公開鍵は、$HOMEという基本となるディレクトリの直下に「.ssh」というディレクトリを作ってそこに置きます。 - まずディレクトリを移動するための「cd」コマンドを使って$HOMEに移動します。
$ cd $HOME
- 次にディレクトリを作成する「mkdir」コマンドを使って、「.ssh」ディレクトリを作成します。
$ mkdir .ssh
これで.sshディレクトリが作成されました。
パーミッションの設定
作成したディレクトリにはさらにパーミッションを設定しておく必要があります。今回は自分のみ読み・書き・実行ができる700にパーミッションを設定します。

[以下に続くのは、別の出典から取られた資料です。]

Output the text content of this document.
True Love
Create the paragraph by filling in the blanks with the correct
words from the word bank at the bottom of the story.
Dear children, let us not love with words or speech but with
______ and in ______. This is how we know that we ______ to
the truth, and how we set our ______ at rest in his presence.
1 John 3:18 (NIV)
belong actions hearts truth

パーミッションの設定にもやはりコマンドが用意されており「chmod」というコマンドです。
「chmod パーミッション 対象ファイル/ディレクトリ」という形で指定します。
$ chmod 700 .ssh
これでパーミッションの設定も完了です。
次回は公開鍵を実際にサーバー上に送り、さらに認証方法を公開鍵認証のみに変更します。